Certainly Barack Obama would do a better job than our current president, but even his plan stops far short of what is truly necessary. In a speech he delivered early in 2006, just after the president's State of the Union address, Mr. Obama advocated that the United States, "raise fuel economy standards by 3% a year over the next fifteen years, starting in 2008." In practice, Mr. Obama's policy would take a GMC Suburban, which currently manages a meager 11 miles to the gallon, and push its fuel economy up to an unimpressive 17 miles per gallon. Hardly something to write home about.

On the other side of the Atlantic, however, England's Liberal Democrats have proposed a much more radical, and much more appropriate, set of policies designed to combat climate change. Their policies, simply put, aim to make the United Kingdom a carbon-neutral country by the year 2050. In practice this includes a proposed ban on all petrol-powered vehicles starting in 2040 and specialized "green mortgages" designed to incentives the construction of eco-friendly homes. Admittedly the pace of the Lib Dem's proposed reforms are much slower than might be ideal, but such a policy does a far better job of correctly identifying the scope and the immediacy of climate change.

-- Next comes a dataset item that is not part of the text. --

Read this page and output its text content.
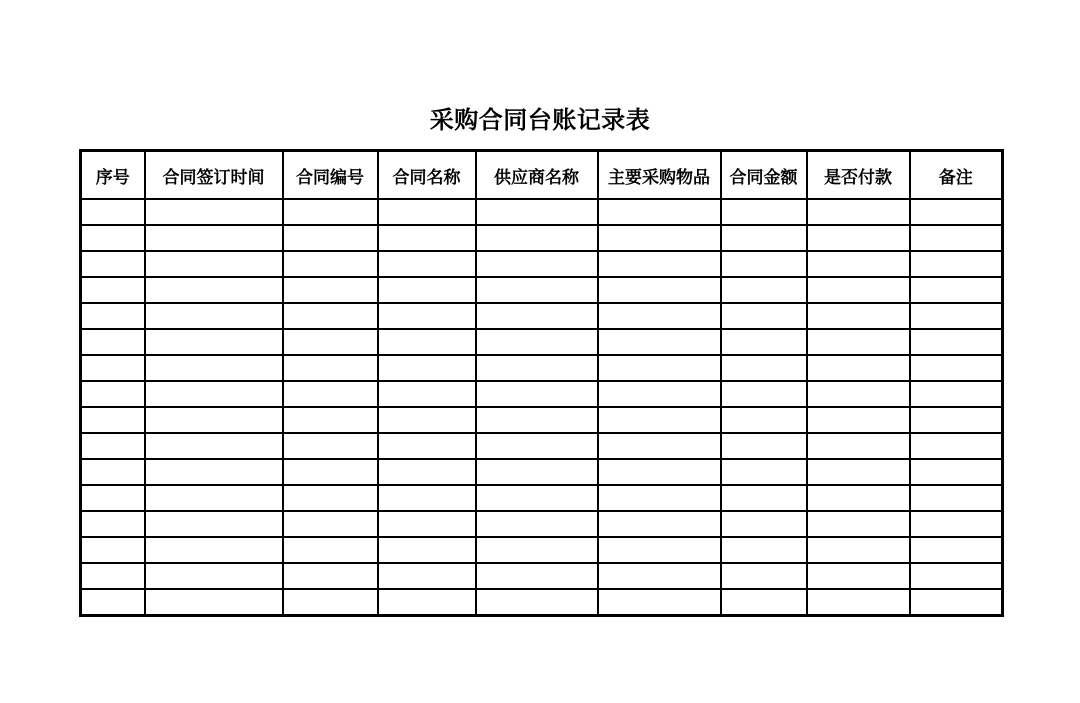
采购合同台账记录表
序号	合同签订时间	合同编号	合同名称	供应商名称	主要采购物品	合同金额	是否付款	备注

Unfortunately, though, the Lib Dems have little chance of putting their policies into effect, at least for the foreseeable future: they have neither the numbers in the British Parliament nor sufficient support from other MPs. Still, their policies signal a marked departure from the ineffectual and rather wishy-washy policies set out by other political parties or individual politicians, especially those in the United States, with regard to the environment. I still have reservations about the current crop of presidential hopefuls here in the states, but, given the somewhat unexpected and decidedly bold shift in policy overseas, the seeds of hope have been planted in my mind. Much can — and undoubtedly will — change in the next fourteen months.